オリガク! -折舘東学園の日常的(恋)騒動-
「俺そういうの嫌いじゃないっすよー。かわされるよりは、正直に受け答えしてもらえたほうが嬉しいっすわ」
「てめぇはまどろっこいのが嫌なだけだろ」
「うわぁ。猪突猛進のトラには言われたくねー」
「喧嘩売ってんのか」
ピシャーン!とまたふたりのあいだに落雷した気がする。
私を挟んで喧嘩するのはやめてほしいんですが……。
「先輩は?」
「へ?」
「バンビ先輩もまどろっこいのは嫌っすよねぇ?」
どうして私に訊く!?
左右から催促するような眼差しを向けられ、戸惑いながらも口を開く。
「時と場合によるけど……基本的には嫌、かな」
「ですよねー! バンビ先輩っすもんね!」
どういう意味よ、と言ったところで返ってくる言葉に窮するように思えた。
だから先に言い訳をと思ったわけじゃないのに、
「これでも昔は謙遜してたんだよ」
気付けば口に出していた。
昔から褒め言葉も好意による言葉も、素直に受け止めていたわけじゃない。
『可愛いね』って言われれば『そんなことないよ』って返していた。『モテるでしょ』って言われれば『モテないよ』って返していた。

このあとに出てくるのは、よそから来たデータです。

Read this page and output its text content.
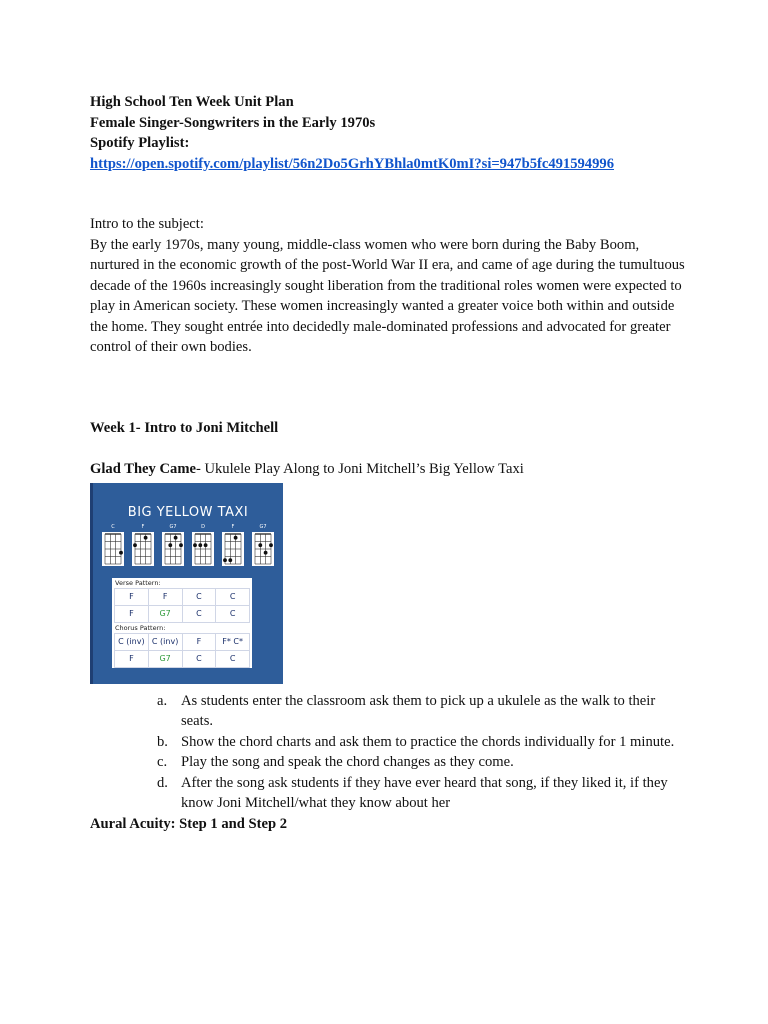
High School Ten Week Unit Plan

Female Singer-Songwriters in the Early 1970s

Spotify Playlist:

https://open.spotify.com/playlist/56n2Do5GrhYBhla0mtK0mI?si=947b5fc491594996

Intro to the subject:

By the early 1970s, many young, middle-class women who were born during the Baby Boom, nurtured in the economic growth of the post-World War II era, and came of age during the tumultuous decade of the 1960s increasingly sought liberation from the traditional roles women were expected to play in American society. These women increasingly wanted a greater voice both within and outside the home. They sought entrée into decidedly male-dominated professions and advocated for greater control of their own bodies.

Week 1- Intro to Joni Mitchell

Glad They Came- Ukulele Play Along to Joni Mitchell’s Big Yellow Taxi

BIG YELLOW TAXI
C	F	G7	D	F	G7
Verse Pattern:
F	F	C	C
F	G7	C	C
Chorus Pattern:
C (inv)	C (inv)	F	F* C*
F	G7	C	C
a. As students enter the classroom ask them to pick up a ukulele as the walk to their seats.
b. Show the chord charts and ask them to practice the chords individually for 1 minute.
c. Play the song and speak the chord changes as they come.
d. After the song ask students if they have ever heard that song, if they liked it, if they know Joni Mitchell/what they know about her

Aural Acuity: Step 1 and Step 2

「でも小学4年生の夏休み前だったかなぁ。女子のあいだで『抜け駆けはなしだよ』って言われてたクラスの人気者に、告白されたんだよね」
あれは肝を冷やした。
クラス内も雪国かってくらい寒い緊張感に包まれていた。告白を断っても、女子の視線は冷たかったのを覚えている。